I am trying to remove all the blank lines so it is easier to work with the text.
Filter field with empty does not seem to do it.
I am guessing there are some 'hidden characters' which are left from the removal of the HTML.
Any pointers? I have searched the internet but can not seem to find exactly what is happening.
Re: Removing empty lines after removing HTML tags
Posted: Wed Oct 15, 2014 10:25 pm
by Simon
Hi Tribblehunter,
You should not be manipulating text in a field as this is a very slow process (processor intensive), dump the field into a variable and do all your work on it then stuff it back into the field.

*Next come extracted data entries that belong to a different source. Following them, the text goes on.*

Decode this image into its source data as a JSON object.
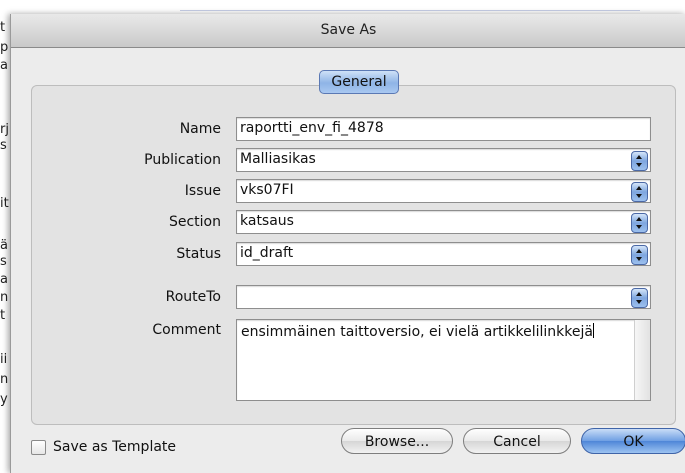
{
  "background": {
    "left_edge_chars": [
      "t",
      "p",
      "a",
      "rj",
      "s",
      "it",
      "ä",
      "s",
      "a",
      "n",
      "t",
      "ii",
      "n",
      "y"
    ]
  },
  "dialog": {
    "title": "Save As",
    "tab_label": "General",
    "fields": {
      "name": {
        "label": "Name",
        "value": "raportti_env_fi_4878"
      },
      "publication": {
        "label": "Publication",
        "value": "Malliasikas"
      },
      "issue": {
        "label": "Issue",
        "value": "vks07FI"
      },
      "section": {
        "label": "Section",
        "value": "katsaus"
      },
      "status": {
        "label": "Status",
        "value": "id_draft"
      },
      "route_to": {
        "label": "RouteTo",
        "value": ""
      },
      "comment": {
        "label": "Comment",
        "value": "ensimmäinen taittoversio, ei vielä artikkelilinkkejä"
      }
    },
    "save_as_template": {
      "label": "Save as Template",
      "checked": false
    },
    "buttons": {
      "browse": "Browse...",
      "cancel": "Cancel",
      "ok": "OK"
    },
    "colors": {
      "accent": "#6e9fe3",
      "window_bg": "#ececec"
    }
  }
}
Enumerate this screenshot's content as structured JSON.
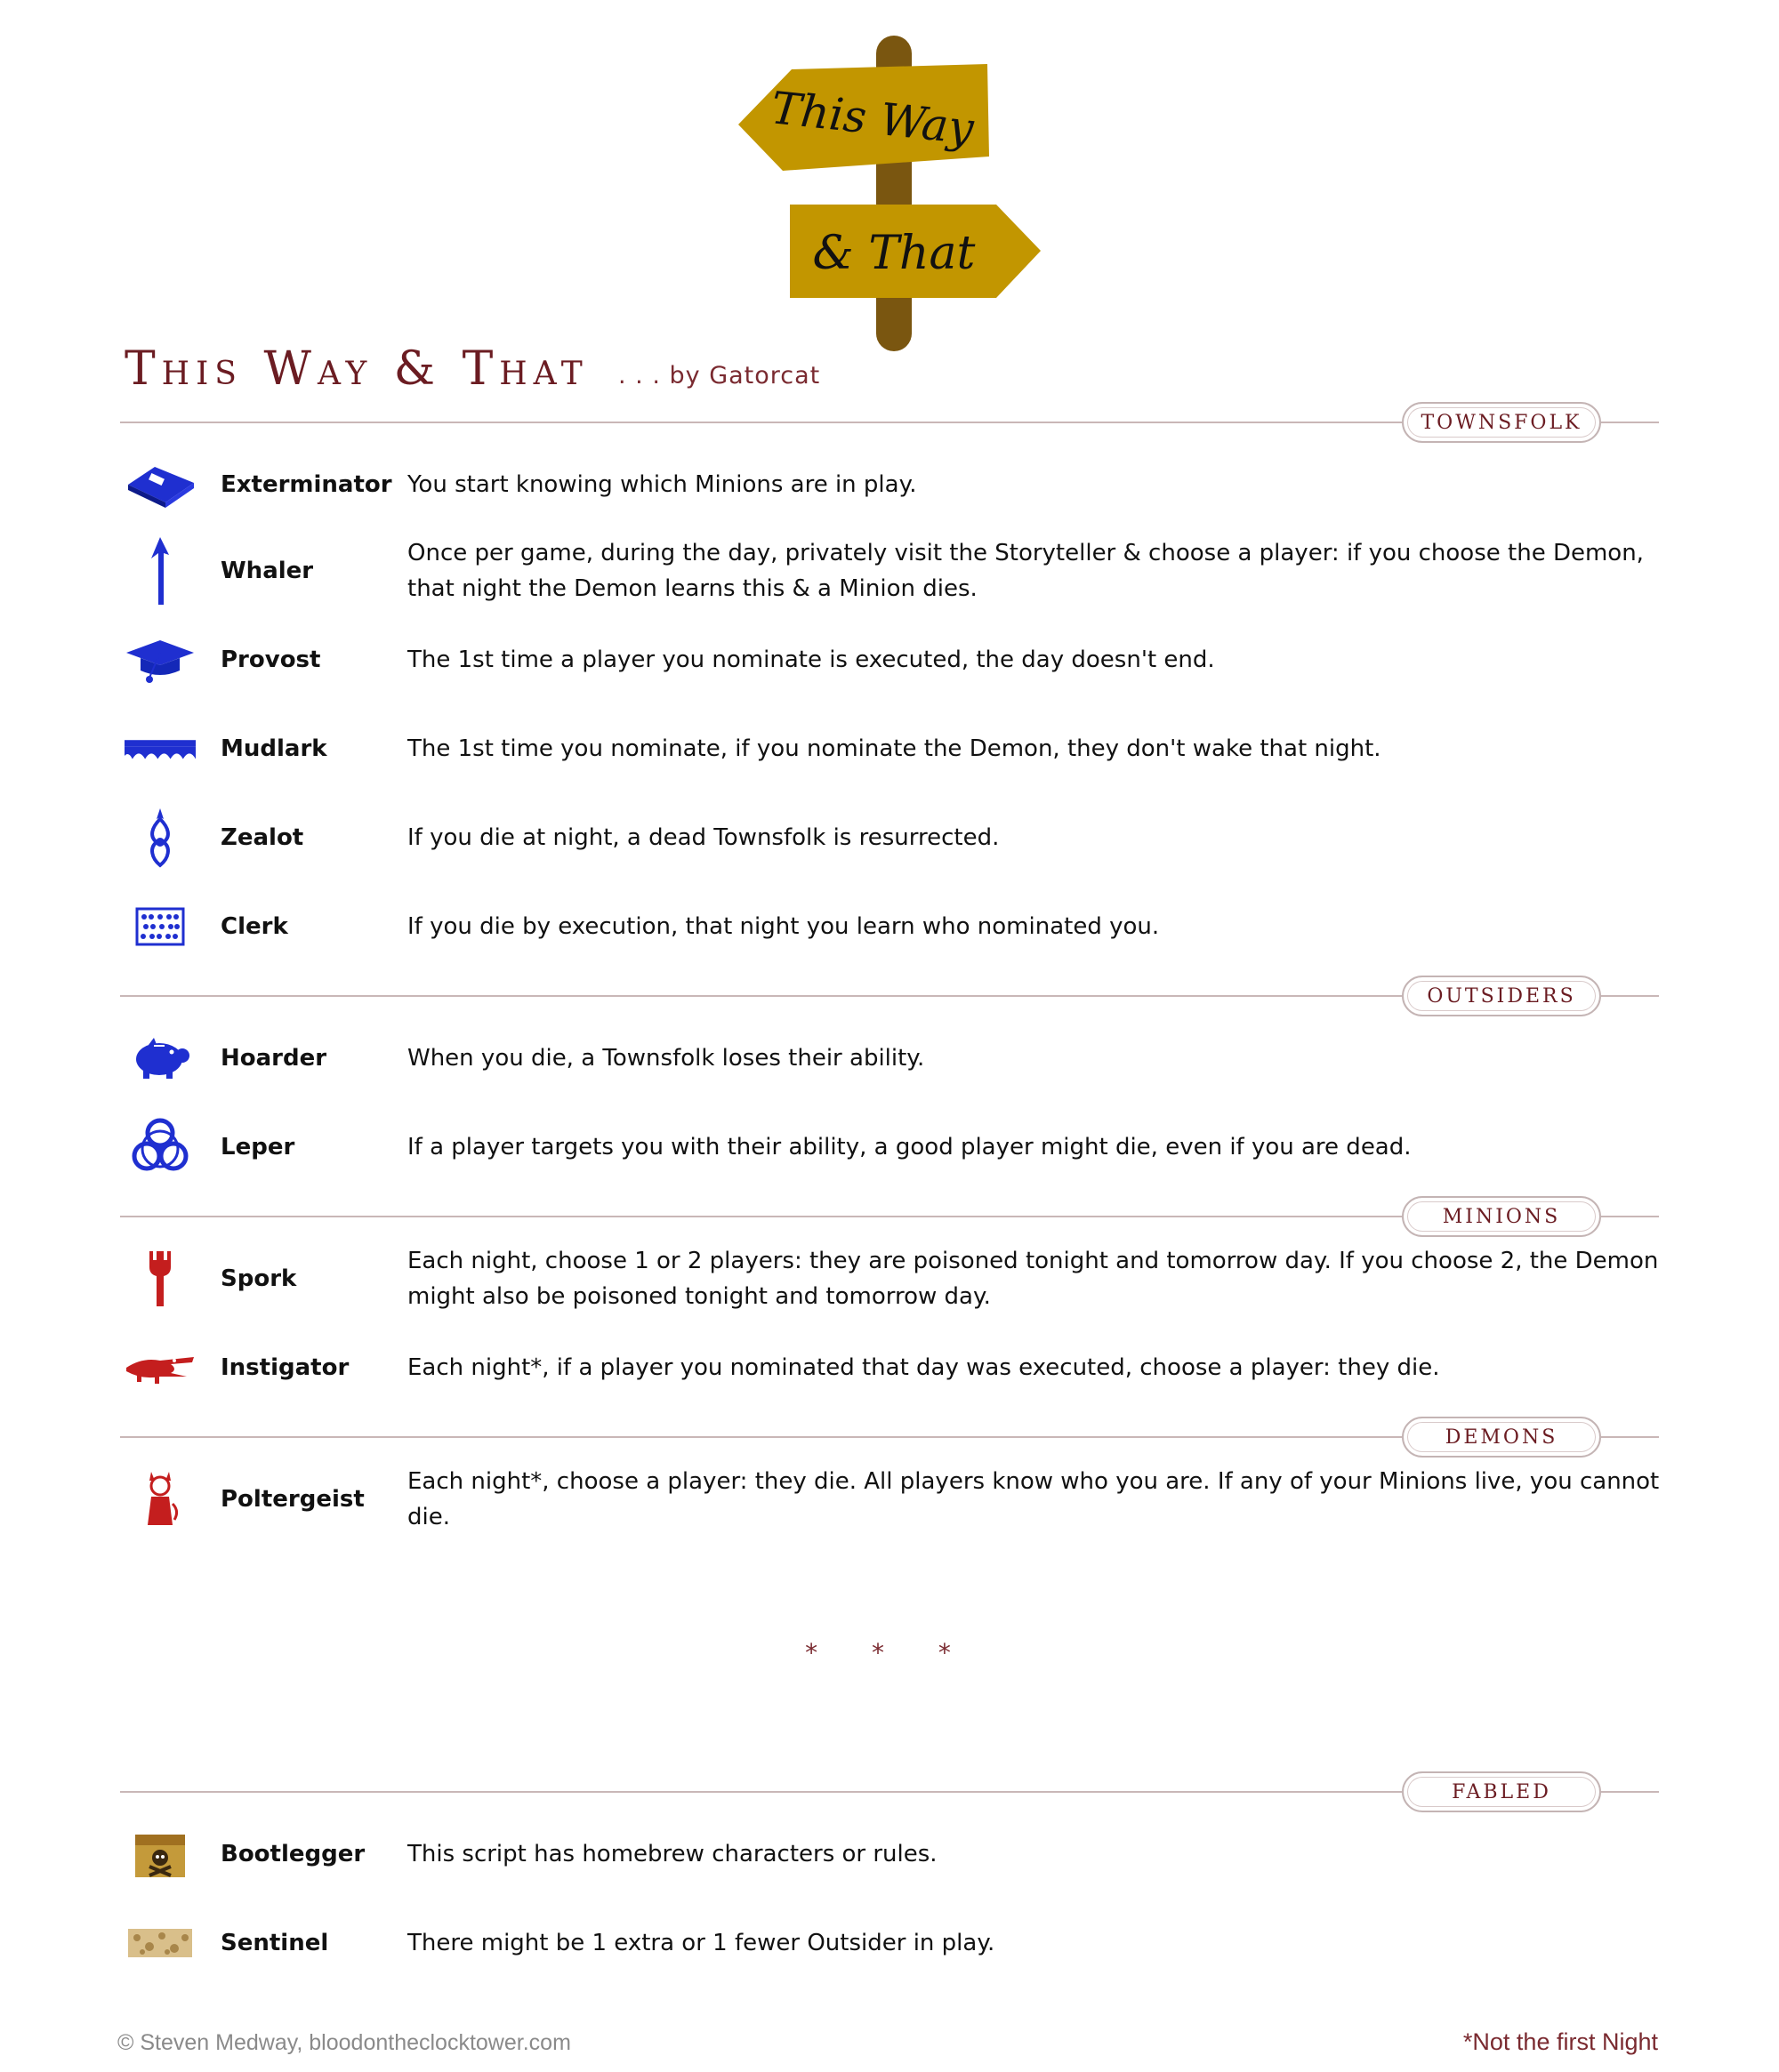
{
  "logo": {
    "line1": "This Way",
    "line2": "& That"
  },
  "header": {
    "title": "This Way & That",
    "author": ". . . by Gatorcat"
  },
  "colors": {
    "good": "#1f2fd0",
    "evil": "#c41e1e",
    "accent": "#6b1c22",
    "sign": "#c29600",
    "post": "#7a5610"
  },
  "sections": {
    "townsfolk": "Townsfolk",
    "outsiders": "Outsiders",
    "minions": "Minions",
    "demons": "Demons",
    "fabled": "Fabled"
  },
  "townsfolk": [
    {
      "name": "Exterminator",
      "icon": "book-icon",
      "ability": "You start knowing which Minions are in play."
    },
    {
      "name": "Whaler",
      "icon": "harpoon-icon",
      "ability": "Once per game, during the day, privately visit the Storyteller & choose a player: if you choose the Demon, that night the Demon learns this & a Minion dies."
    },
    {
      "name": "Provost",
      "icon": "mortarboard-icon",
      "ability": "The 1st time a player you nominate is executed, the day doesn't end."
    },
    {
      "name": "Mudlark",
      "icon": "bridge-icon",
      "ability": "The 1st time you nominate, if you nominate the Demon, they don't wake that night."
    },
    {
      "name": "Zealot",
      "icon": "amulet-icon",
      "ability": "If you die at night, a dead Townsfolk is resurrected."
    },
    {
      "name": "Clerk",
      "icon": "abacus-icon",
      "ability": "If you die by execution, that night you learn who nominated you."
    }
  ],
  "outsiders": [
    {
      "name": "Hoarder",
      "icon": "piggy-bank-icon",
      "ability": "When you die, a Townsfolk loses their ability."
    },
    {
      "name": "Leper",
      "icon": "biohazard-icon",
      "ability": "If a player targets you with their ability, a good player might die, even if you are dead."
    }
  ],
  "minions": [
    {
      "name": "Spork",
      "icon": "spork-icon",
      "ability": "Each night, choose 1 or 2 players: they are poisoned tonight and tomorrow day. If you choose 2, the Demon might also be poisoned tonight and tomorrow day."
    },
    {
      "name": "Instigator",
      "icon": "crocodile-icon",
      "ability": "Each night*, if a player you nominated that day was executed, choose a player: they die."
    }
  ],
  "demons": [
    {
      "name": "Poltergeist",
      "icon": "devil-icon",
      "ability": "Each night*, choose a player: they die. All players know who you are. If any of your Minions live, you cannot die."
    }
  ],
  "separator": "* * *",
  "fabled": [
    {
      "name": "Bootlegger",
      "icon": "pirate-chest-icon",
      "ability": "This script has homebrew characters or rules."
    },
    {
      "name": "Sentinel",
      "icon": "rubble-icon",
      "ability": "There might be 1 extra or 1 fewer Outsider in play."
    }
  ],
  "footer": {
    "copyright": "© Steven Medway, bloodontheclocktower.com",
    "note": "*Not the first Night"
  }
}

See if filter without empty works for you then.
Simon
Re: Removing empty lines after removing HTML tags
Posted: Thu Oct 16, 2014 11:46 pm
by jiml
Re: Removing empty lines after removing HTML tags
Posted: Fri Oct 17, 2014 12:20 am
by Tribblehunter
Thanks guys.
I will try the suggestions out.
Re: Removing empty lines after removing HTML tags
Posted: Tue Oct 21, 2014 10:35 pm
by Tribblehunter
Neither worked.
Managed to use regex "\s" to remove all spaces, but this left all text on one line.
Re: Removing empty lines after removing HTML tags
Posted: Tue Oct 21, 2014 10:44 pm
by Simon
Hi Tribblehunter,
Since it doesn't see the empty lines as empty, they could have something like tabs in them or one of the unprintable characters.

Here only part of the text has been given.